In the analyses here, we have not made use of any funding data. With the addition of such data, a variety of detailed input–output studies could be done. For example, time histories showing funding, publication counts, and citation counts could be constructed for individual grants, or for groups of grants by agency, program, funded institution, PI, etc.
The data that have been recently made available through NIH RePORTER and ExPORTER, based on the matching of grants-to-articles using the SPIRES system, are a great resource from which to pursue input–output studies of biomedical fields in the USA. Similar data exist for the UK in the Research Outputs Database. However, we note that no similar widely accessible data exist outside the biomedical area. For example, such data linking grants and articles are lacking for the US NSF and other agencies. We hope that such data will be made more widely available for other agencies in the future.
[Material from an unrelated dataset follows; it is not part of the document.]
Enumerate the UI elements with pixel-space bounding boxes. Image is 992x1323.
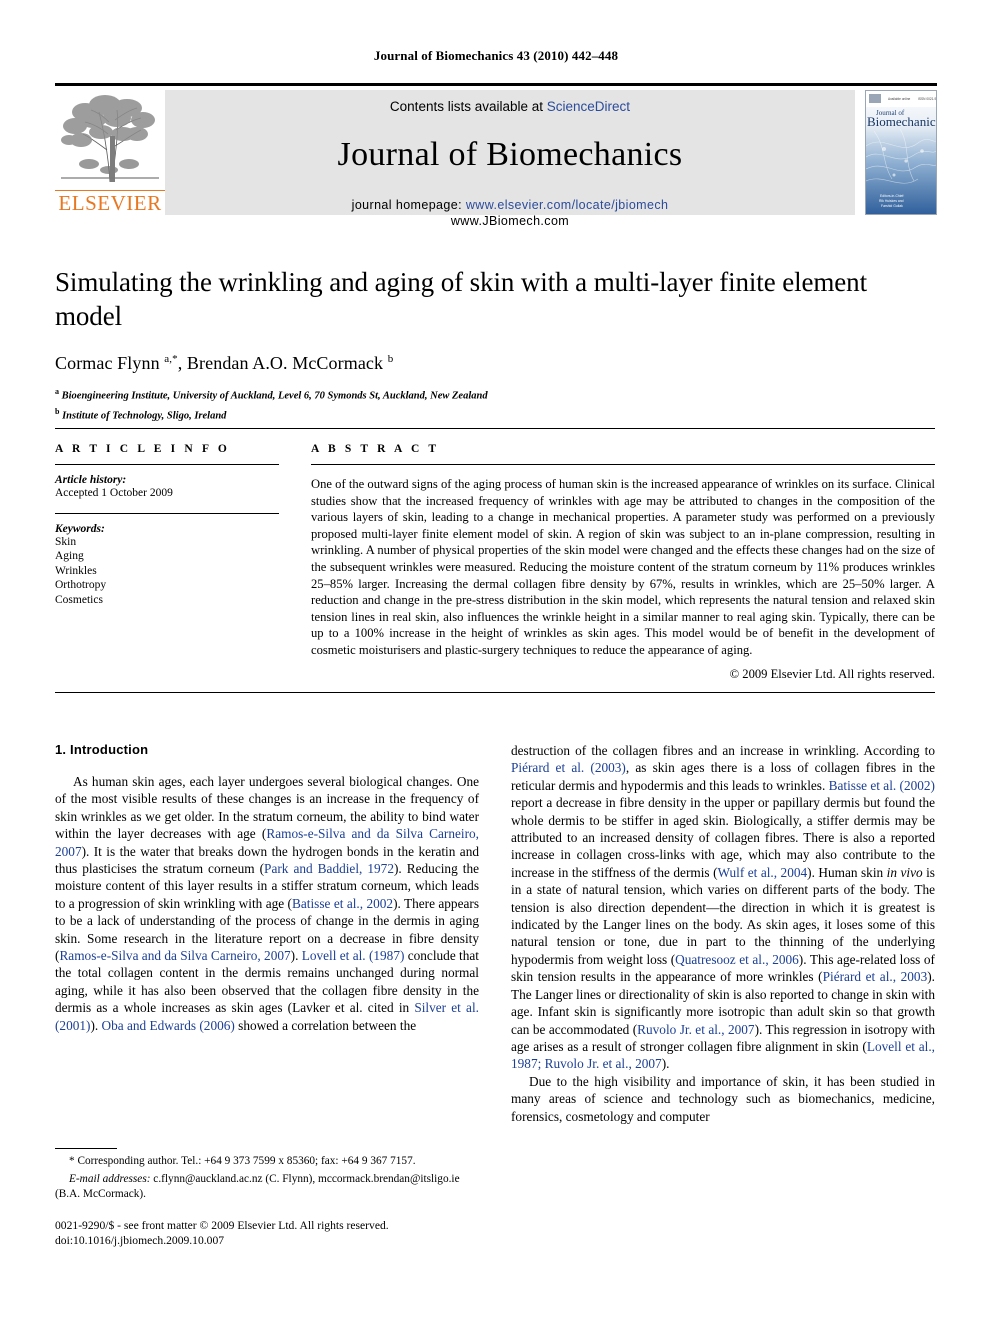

This work reports on NIH activities that have provided grant-to-article linkage data that are now available at the NIH RePORTER and ExPORTER websites. In addition, we have performed high-level analyses of NIH data input, output, and impact data at a large scale and have shown high-level features of those data that have not been reported before. Although key findings have been given in each section of the paper in context, we summarize them here for easy access.
The fraction of articles reflecting synergies between multiple NIH institutes is increasing over time; 29% of current articles acknowledge grants from multiple institutes. Synergy between multiple grants from the same institute is also increasing over time.
Grant durations are decreasing slightly over time.
The median time lag to publication from a new grant is 3 years. Most grants that will produce an article will have done so within 5 years.
Each grant contributes to roughly 1.7 articles per year, averaged over all grant types.
PI are not listed as authors on roughly 27% of articles that acknowledge their grants.
Articles acknowledging PHS funding receive on average twice as many citations as articles that acknowledge no funding source whatsoever.
Articles acknowledging both PHS funding and a non-US government funding source (eg, foundation, non-profit, society) receive on average 40% more citations than those acknowledging PHS funding sources alone.
Although we have stayed with a high-level view in the analyses reported here, the data support analysis at much finer-grained levels—by institute, grant type, etc—and even to the level of individual grants. We plan to pursue additional studies using these data, and encourage others to do the same.
We acknowledge B van Houten, former chief of the Program Analysis Branch at NIEHS, for his work and support at the genesis of the SPIRES project, and Y Gao and FO Finch, for their work on the SPIRES parsing and matching engines.
Funding This work was partially supported by NSF award SBE-0738111.
Competing interests Although KWB is employed by SciTech Strategies, no patent or product based on this work is under development.
Provenance and peer review Not commissioned; externally peer reviewed.